Le vent les pousse en Espagne. Un auto-dafé a rassemblé sur une grande place des cavaliers en habits magnifiques et des femmes éclatantes de beauté et de sourires. Là, Faust entend le fameux inquisiteur Torquemada se vanter auprès d’Isabelle et de Ferdinand de ce que le tribunal a jusqu’à présent fait le procès à quatre-vingt mille personnes, et immolé dans les flammes six mille hérétiques. Faust commence à croire que toutes ces horreurs appartiennent essentiellement à la nature de l’homme, qui, en sa qualité d’animal, doit ou déchirer ses semblables ou être déchiré par eux. Il enveloppe sa figure dans son manteau, qu’il baigne de larmes.

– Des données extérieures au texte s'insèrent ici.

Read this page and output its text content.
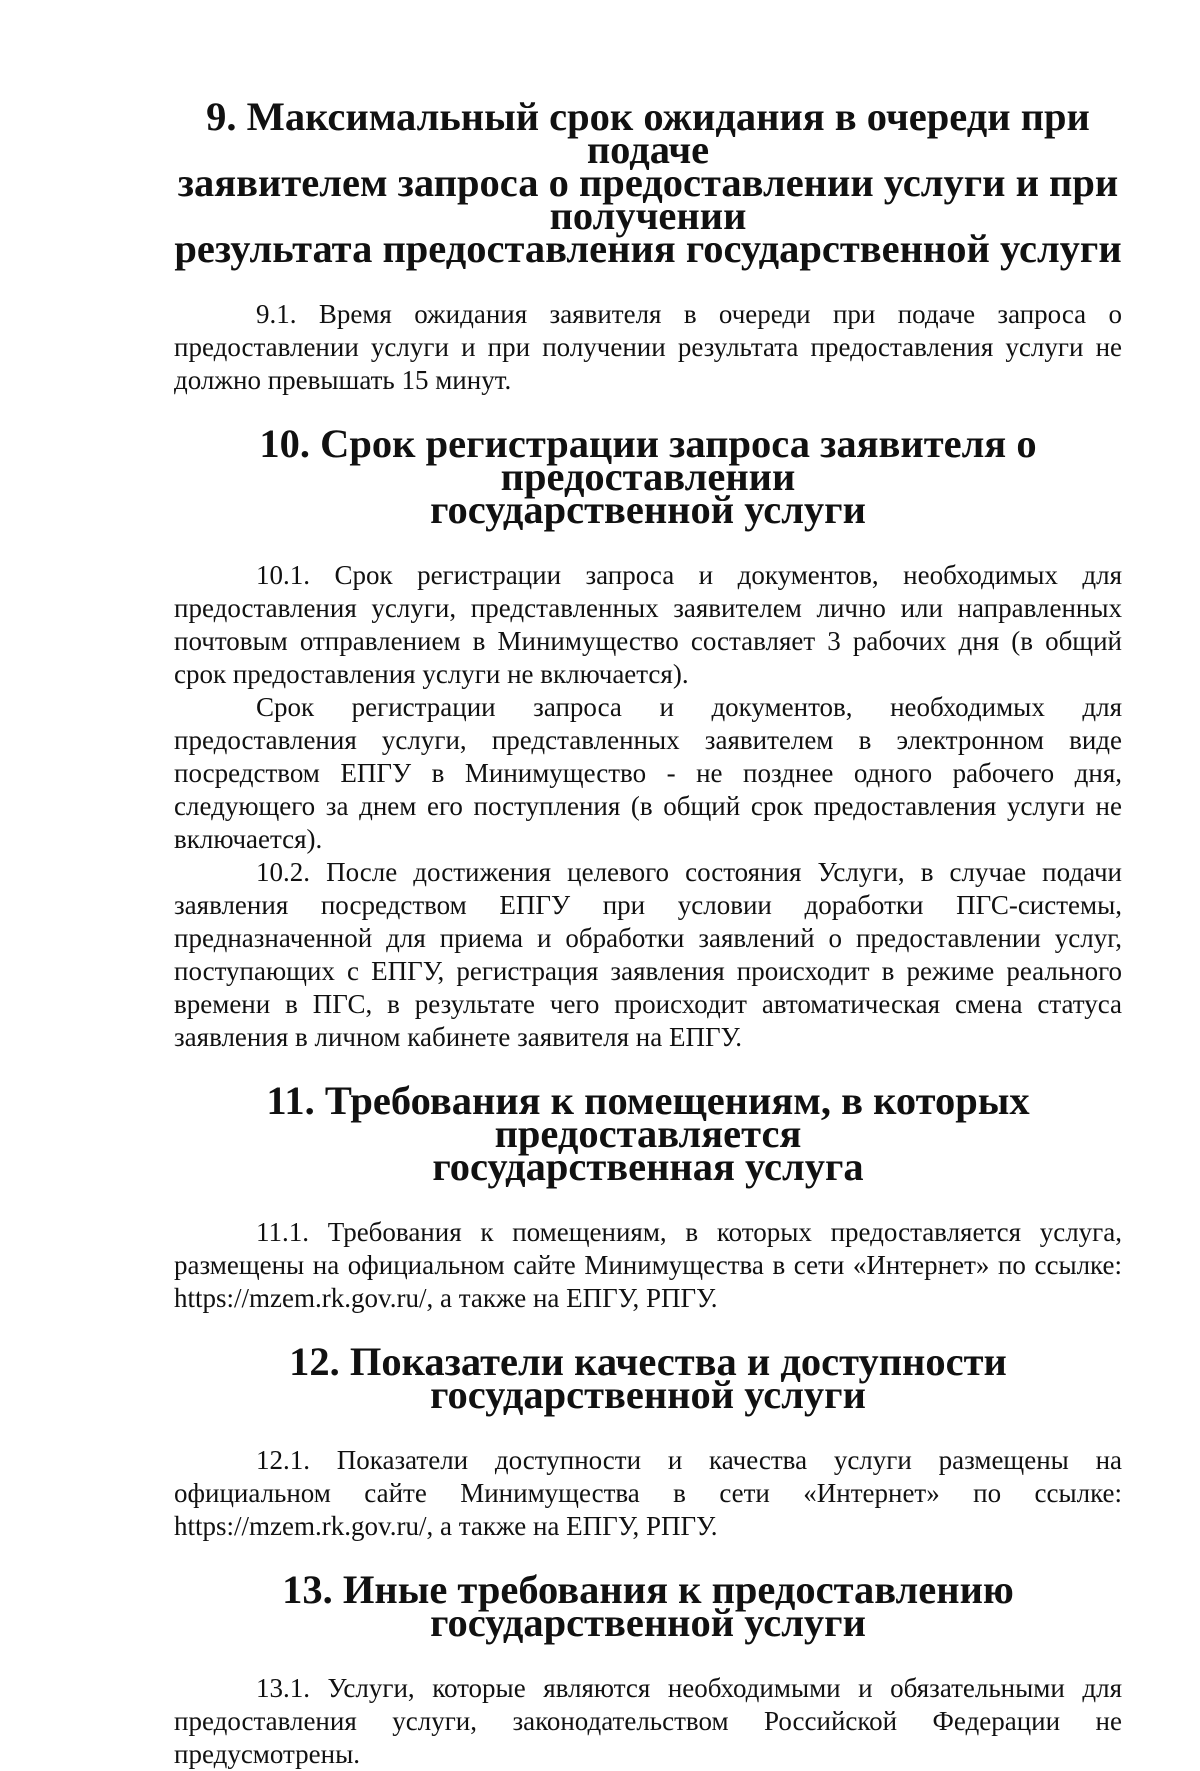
9. Максимальный срок ожидания в очереди при подаче
заявителем запроса о предоставлении услуги и при получении
результата предоставления государственной услуги

9.1. Время ожидания заявителя в очереди при подаче запроса о предоставлении услуги и при получении результата предоставления услуги не должно превышать 15 минут.

10. Срок регистрации запроса заявителя о предоставлении
государственной услуги

10.1. Срок регистрации запроса и документов, необходимых для предоставления услуги, представленных заявителем лично или направленных почтовым отправлением в Минимущество составляет 3 рабочих дня (в общий срок предоставления услуги не включается).

Срок регистрации запроса и документов, необходимых для предоставления услуги, представленных заявителем в электронном виде посредством ЕПГУ в Минимущество - не позднее одного рабочего дня, следующего за днем его поступления (в общий срок предоставления услуги не включается).

10.2. После достижения целевого состояния Услуги, в случае подачи заявления посредством ЕПГУ при условии доработки ПГС-системы, предназначенной для приема и обработки заявлений о предоставлении услуг, поступающих с ЕПГУ, регистрация заявления происходит в режиме реального времени в ПГС, в результате чего происходит автоматическая смена статуса заявления в личном кабинете заявителя на ЕПГУ.

11. Требования к помещениям, в которых предоставляется
государственная услуга

11.1. Требования к помещениям, в которых предоставляется услуга, размещены на официальном сайте Минимущества в сети «Интернет» по ссылке: https://mzem.rk.gov.ru/, а также на ЕПГУ, РПГУ.

12. Показатели качества и доступности государственной услуги

12.1. Показатели доступности и качества услуги размещены на официальном сайте Минимущества в сети «Интернет» по ссылке: https://mzem.rk.gov.ru/, а также на ЕПГУ, РПГУ.

13. Иные требования к предоставлению государственной услуги

13.1. Услуги, которые являются необходимыми и обязательными для предоставления услуги, законодательством Российской Федерации не предусмотрены.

D’autres scènes non moins atroces l’attendent cependant en Italie. À Milan, c’est le meurtre du duc Galéas Sforce, dans la cathédrale ; à Florence, c’est l’assassinat du neveu du grand Côme, ordonné par l’archevêque Salviati. Enfin Faust et Léviathan mettent le pied dans Rome. Le cadre s’agrandit. Un livre entier dépeint la ville éternelle, courbée sous l’effroyable et somptueuse domination d’Alexandre VI.

Après avoir satisfait à la coutume du baisement de la mule papale, — Léviathan s’exécute sans trop faire la grimace, — ils sont reçus dans les petits appartements du Vatican, où une représentation de la Mandragore, de Machiavel, a été organisée. Ils lient connaissance avec Lucrèce Borgia, qu’accompagnent ses deux frères François et César. Des fêtes se succèdent, alternant avec des meurtres ; dans une partie de chasse à Ostie, le pape, afin d’augmenter les revenus du saint-siège, trouve ingénieux de taxer les péchés et d’échanger les dispenses contre des florins d’or. Faust devient l’amant de Lucrèce. Toute cette série de peintures de fantaisie et d’histoire respire une incroyable chaleur, et est soutenue par une progression de vices qui fait quelquefois trembler le livre aux mains du lecteur. Plus que dans les autres Faust, on sent qu’un souffle vraiment diabolique a passé par là.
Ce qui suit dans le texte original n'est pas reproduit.